"Nunca se dê por vencido" é a frase com a qual Mario Draghi resumiu nesta quinta-feira (24) seus oito anos na presidência do Banco Central Europeu (BCE), antes de passar o comando a Christine Lagarde, insistindo perante a imprensa em sua determinação de proteger o euro durante um mandato tumultuado, marcado por crises e críticas.
"De certa maneira, isso faz parte de nossa herança: nunca se dê por vencido", declarou em sua última coletiva de imprensa, que será acompanhada na segunda-feira da passagem formal do cargo à ex-diretora do Fundo Monetário Internacional (FMI).
A frase, que deliberadamente deixa "aos historiadores" o balanço detalhado de sua política monetária, lembra uma que já entrou para a posteridade: quando ele se comprometeu em 2012 a fazer "o que for necessário" ("whatever it takes") para proteger a moeda única.
Essa saída inesperada, rompendo com a comunicação previsível de seus antecessores, acalmou os mercados na ocasião e agora, e sintetiza toda a energia empregada pelo BCE para estimular a economia, fixando as taxas de juros no nível mais baixo e recomprando 2,6 trilhões de euros em dívidas.
"Se há uma coisa da qual me orgulho é a maneira como o conselho de governadores e eu cumprimos consistentemente nosso mandato. Coletivamente, podemos ter muito, muito orgulho", insistiu Draghi.
- Pedido de unidade -
O banqueiro italiano, no entanto, não conseguiu aproximar a inflação da zona do euro de sua meta de 2%, deixando a tarefa complexa de herança para Lagarde. Ela terá de implementar as últimas medidas anunciadas em setembro, no âmbito de uma instituição profundamente dividida.
O arsenal de medidas revelado no final do verão no hemisfério norte, que inclui um corte nos juros e uma reativação controversa das recompras de dívidas, recebeu críticas dos presidentes dos bancos centrais na Alemanha e na Holanda.
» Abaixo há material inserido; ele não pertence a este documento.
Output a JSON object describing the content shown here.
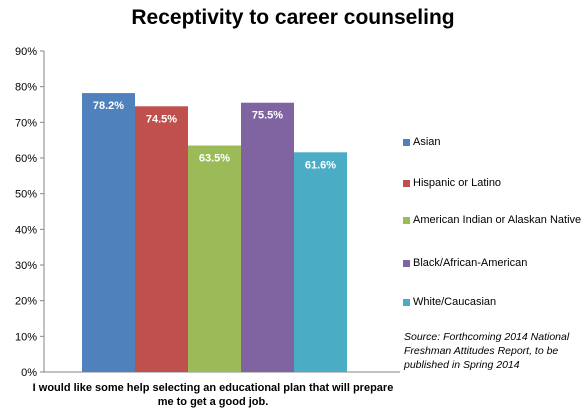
{
  "chart_data": {
    "type": "bar",
    "title": "Receptivity to career counseling",
    "categories": [
      "I would like some help selecting an educational plan that will prepare me to get a good job."
    ],
    "series": [
      {
        "name": "Asian",
        "values": [
          78.2
        ],
        "label": "78.2%",
        "color": "#4f81bd"
      },
      {
        "name": "Hispanic or Latino",
        "values": [
          74.5
        ],
        "label": "74.5%",
        "color": "#c0504d"
      },
      {
        "name": "American Indian or Alaskan Native",
        "values": [
          63.5
        ],
        "label": "63.5%",
        "color": "#9bbb59"
      },
      {
        "name": "Black/African-American",
        "values": [
          75.5
        ],
        "label": "75.5%",
        "color": "#8064a2"
      },
      {
        "name": "White/Caucasian",
        "values": [
          61.6
        ],
        "label": "61.6%",
        "color": "#4bacc6"
      }
    ],
    "ylim": [
      0,
      90
    ],
    "yticks": [
      "0%",
      "10%",
      "20%",
      "30%",
      "40%",
      "50%",
      "60%",
      "70%",
      "80%",
      "90%"
    ],
    "grid": false,
    "legend_position": "right",
    "source_note": "Source:  Forthcoming 2014 National Freshman Attitudes Report, to be published in Spring 2014"
  }
}
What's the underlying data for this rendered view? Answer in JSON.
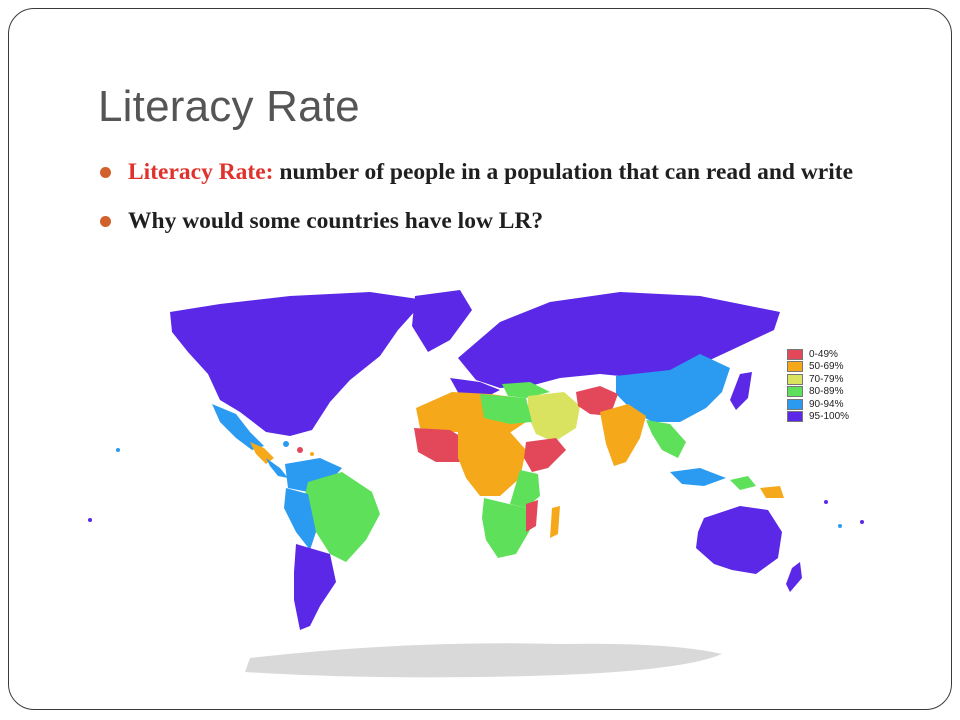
{
  "slide": {
    "title": "Literacy Rate",
    "bullets": [
      {
        "term": "Literacy Rate:",
        "text": " number of people in a population that can read and write"
      },
      {
        "term": "",
        "text": "Why would some countries have low LR?"
      }
    ],
    "bullet_color": "#d2602a",
    "term_color": "#e0322c"
  },
  "map": {
    "legend": [
      {
        "label": "0-49%",
        "color": "#e2485a"
      },
      {
        "label": "50-69%",
        "color": "#f5a91a"
      },
      {
        "label": "70-79%",
        "color": "#d9e35f"
      },
      {
        "label": "80-89%",
        "color": "#5fe05a"
      },
      {
        "label": "90-94%",
        "color": "#2a9bf0"
      },
      {
        "label": "95-100%",
        "color": "#5a28e6"
      }
    ],
    "antarctica_color": "#d9d9d9"
  }
}
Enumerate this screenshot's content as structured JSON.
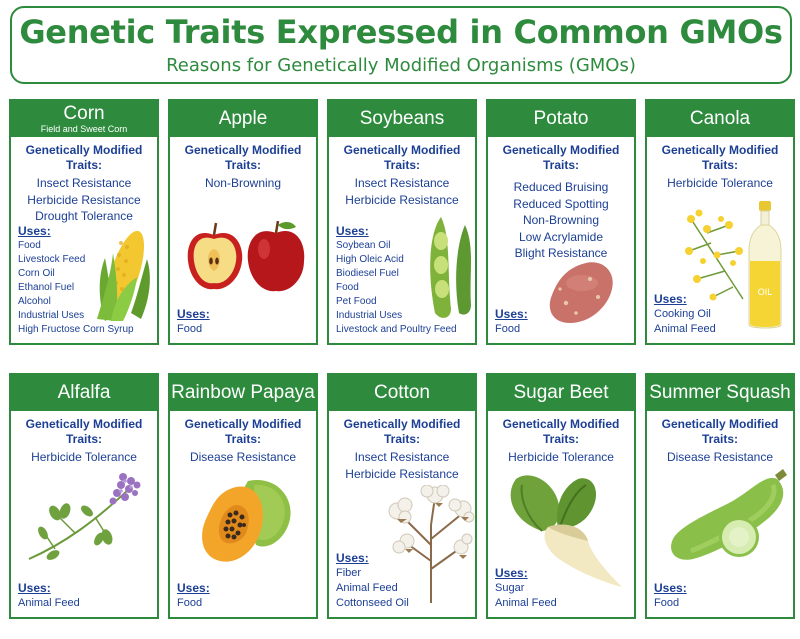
{
  "header": {
    "title": "Genetic Traits Expressed in Common GMOs",
    "subtitle": "Reasons for Genetically Modified Organisms (GMOs)"
  },
  "labels": {
    "traits_heading_line1": "Genetically Modified",
    "traits_heading_line2": "Traits:",
    "uses_heading": "Uses:"
  },
  "colors": {
    "green": "#2e8b3e",
    "text_blue": "#1c3f94"
  },
  "crops": [
    {
      "name": "Corn",
      "subtitle": "Field and Sweet Corn",
      "traits": [
        "Insect Resistance",
        "Herbicide Resistance",
        "Drought Tolerance"
      ],
      "uses": [
        "Food",
        "Livestock Feed",
        "Corn Oil",
        "Ethanol Fuel",
        "Alcohol",
        "Industrial Uses",
        "High Fructose Corn Syrup"
      ],
      "icon": "corn-icon"
    },
    {
      "name": "Apple",
      "traits": [
        "Non-Browning"
      ],
      "uses": [
        "Food"
      ],
      "icon": "apple-icon"
    },
    {
      "name": "Soybeans",
      "traits": [
        "Insect Resistance",
        "Herbicide Resistance"
      ],
      "uses": [
        "Soybean Oil",
        "High Oleic Acid",
        "Biodiesel Fuel",
        "Food",
        "Pet Food",
        "Industrial Uses",
        "Livestock and Poultry Feed"
      ],
      "icon": "soybean-pod-icon"
    },
    {
      "name": "Potato",
      "traits": [
        "Reduced Bruising",
        "Reduced Spotting",
        "Non-Browning",
        "Low Acrylamide",
        "Blight Resistance"
      ],
      "uses": [
        "Food"
      ],
      "icon": "potato-icon"
    },
    {
      "name": "Canola",
      "traits": [
        "Herbicide Tolerance"
      ],
      "uses": [
        "Cooking Oil",
        "Animal Feed"
      ],
      "icon": "canola-oil-icon",
      "bottle_label": "OIL"
    },
    {
      "name": "Alfalfa",
      "traits": [
        "Herbicide Tolerance"
      ],
      "uses": [
        "Animal Feed"
      ],
      "icon": "alfalfa-icon"
    },
    {
      "name": "Rainbow Papaya",
      "traits": [
        "Disease Resistance"
      ],
      "uses": [
        "Food"
      ],
      "icon": "papaya-icon"
    },
    {
      "name": "Cotton",
      "traits": [
        "Insect Resistance",
        "Herbicide Resistance"
      ],
      "uses": [
        "Fiber",
        "Animal Feed",
        "Cottonseed Oil"
      ],
      "icon": "cotton-icon"
    },
    {
      "name": "Sugar Beet",
      "traits": [
        "Herbicide Tolerance"
      ],
      "uses": [
        "Sugar",
        "Animal Feed"
      ],
      "icon": "sugar-beet-icon"
    },
    {
      "name": "Summer Squash",
      "traits": [
        "Disease Resistance"
      ],
      "uses": [
        "Food"
      ],
      "icon": "squash-icon"
    }
  ]
}
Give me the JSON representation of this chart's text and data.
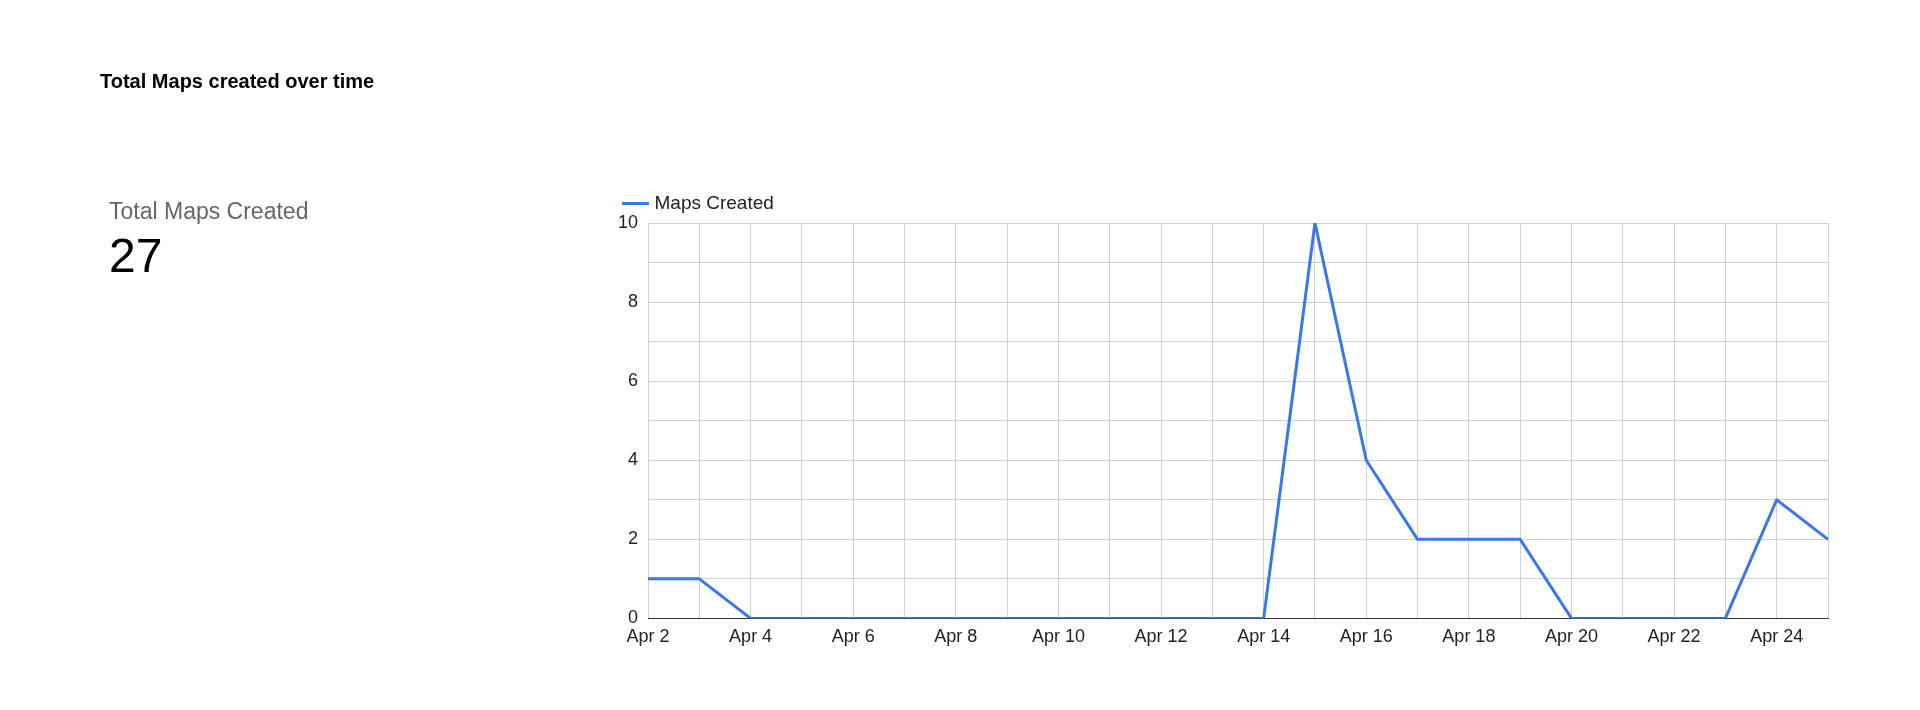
{
  "chart_data": [
    {
      "type": "other",
      "title": "Total Maps created over time",
      "annotations": [
        "Total Maps Created",
        "27"
      ]
    },
    {
      "type": "line",
      "categories": [
        "Apr 2",
        null,
        "Apr 4",
        null,
        "Apr 6",
        null,
        "Apr 8",
        null,
        "Apr 10",
        null,
        "Apr 12",
        null,
        "Apr 14",
        null,
        "Apr 16",
        null,
        "Apr 18",
        null,
        "Apr 20",
        null,
        "Apr 22",
        null,
        "Apr 24",
        null
      ],
      "series": [
        {
          "name": "Maps Created",
          "color": "#3b78e7",
          "values": [
            1,
            1,
            0,
            0,
            0,
            0,
            0,
            0,
            0,
            0,
            0,
            0,
            0,
            10,
            4,
            2,
            2,
            2,
            0,
            0,
            0,
            0,
            3,
            2
          ]
        }
      ],
      "ylim": [
        0,
        10
      ],
      "yticks": [
        0,
        {
          "value": 1,
          "label": null
        },
        2,
        {
          "value": 3,
          "label": null
        },
        4,
        {
          "value": 5,
          "label": null
        },
        6,
        {
          "value": 7,
          "label": null
        },
        8,
        {
          "value": 9,
          "label": null
        },
        10
      ],
      "grid": true,
      "legend": "top left",
      "marker": "none",
      "line_style": "solid"
    }
  ]
}
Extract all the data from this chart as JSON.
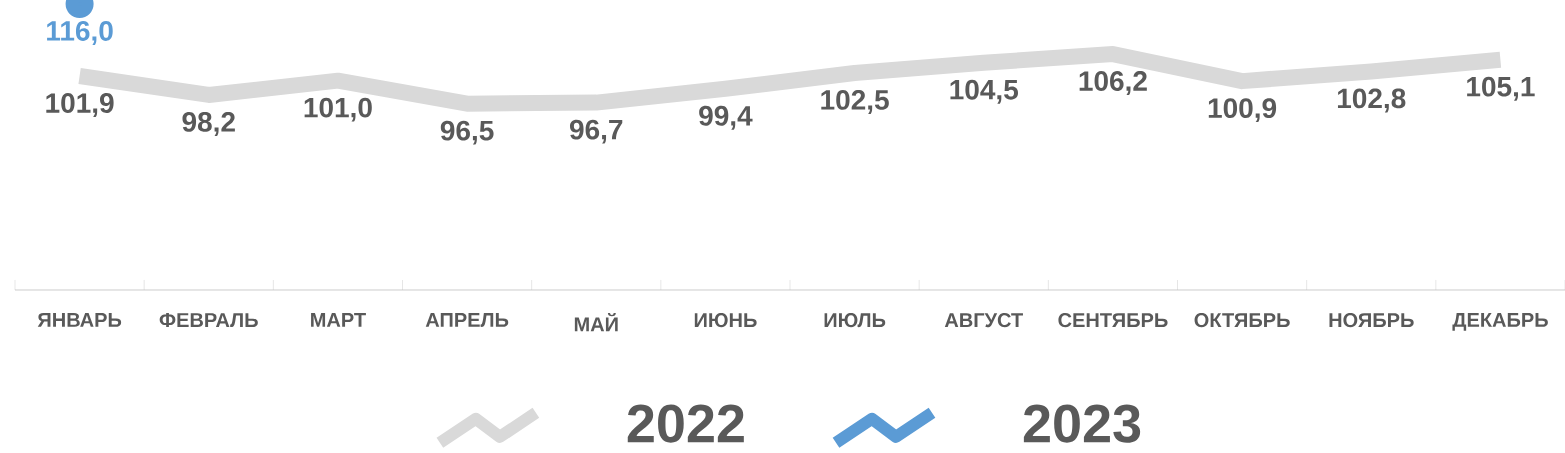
{
  "chart_data": {
    "type": "line",
    "categories": [
      "ЯНВАРЬ",
      "ФЕВРАЛЬ",
      "МАРТ",
      "АПРЕЛЬ",
      "МАЙ",
      "ИЮНЬ",
      "ИЮЛЬ",
      "АВГУСТ",
      "СЕНТЯБРЬ",
      "ОКТЯБРЬ",
      "НОЯБРЬ",
      "ДЕКАБРЬ"
    ],
    "series": [
      {
        "name": "2022",
        "color": "#d9d9d9",
        "values": [
          101.9,
          98.2,
          101.0,
          96.5,
          96.7,
          99.4,
          102.5,
          104.5,
          106.2,
          100.9,
          102.8,
          105.1
        ],
        "value_labels": [
          "101,9",
          "98,2",
          "101,0",
          "96,5",
          "96,7",
          "99,4",
          "102,5",
          "104,5",
          "106,2",
          "100,9",
          "102,8",
          "105,1"
        ]
      },
      {
        "name": "2023",
        "color": "#5b9bd5",
        "marker": "circle",
        "values": [
          116.0,
          null,
          null,
          null,
          null,
          null,
          null,
          null,
          null,
          null,
          null,
          null
        ],
        "value_labels": [
          "116,0",
          null,
          null,
          null,
          null,
          null,
          null,
          null,
          null,
          null,
          null,
          null
        ]
      }
    ],
    "tick_labels": "x",
    "legend": "bottom",
    "line_style": "solid"
  }
}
Dias depois, Sabine Lautenschlager, membro alemã do conselho do BCE, renunciou em sinal de desacordo com a política aplicada.
"Todas as instituições discordam quando se trata de discutir decisões de política monetária", disse Draghi na quinta-feira, preferindo destacar "o apelo à unidade" de um dos oponentes de sua política, enquanto outra considera que "passado é passado".
Muitas vezes considerado um solitário que impõe suas opiniões, a verdade é que Draghi salvou o euro em meio à crise da dívida. Sob seu mandato, "a deflação e o desemprego declinaram" e o BCE se tornou "um banco central moderno com uma panóplia de ferramentas novas e flexíveis", resume Frederik Ducrozet, estrategista da Pictet Wealth Management.
"Obrigado, senhor Draghi!", escreveu o jornal alemão de centro-esquerda Süddeutsche Zeitung nesta quinta-feira, afirmando que sua política "salvou muitos empregos" em um contexto difícil e que baixas taxas de juros permitem que os Estados invistam.
- Quais ferramentas Lagarde tem? -
Mas Draghi pagou o preço de sua política de dinheiro abundante e barato, muito criticada no norte da Europa, especialmente na Alemanha e na Holanda. Nesta quinta-feira, o presidente do instituto econômico alemão Ifo, Clemens Fuest, lamentou que o BCE "usasse a alavanca para estimular a inflação", correndo o risco de causar bolhas financeiras, prejudicando os poupadores e exonerando os governos "de suas responsabilidades".
A médio prazo, porém, há uma dúvida crescente sobre a eficácia do apoio monetário também respaldado pela zona do euro: após cinco anos bastante favoráveis e 11 milhões de empregos criados, o crescimento desacelera acentuadamente, especialmente no setor industrial, por causa de "incertezas prolongadas".
Além disso, agora que "colocou a política monetária no piloto automático", com um rumo conciliatório, "o problema para Lagarde é que o pacote de medidas de apoio está quase vazio", segundo James Bentley, diretor do Financiel Markets Online.
"Se a conjuntura continuar enfraquecendo na zona do euro, ela terá cada vez menos ferramentas para recuperá-la", alerta esse analista.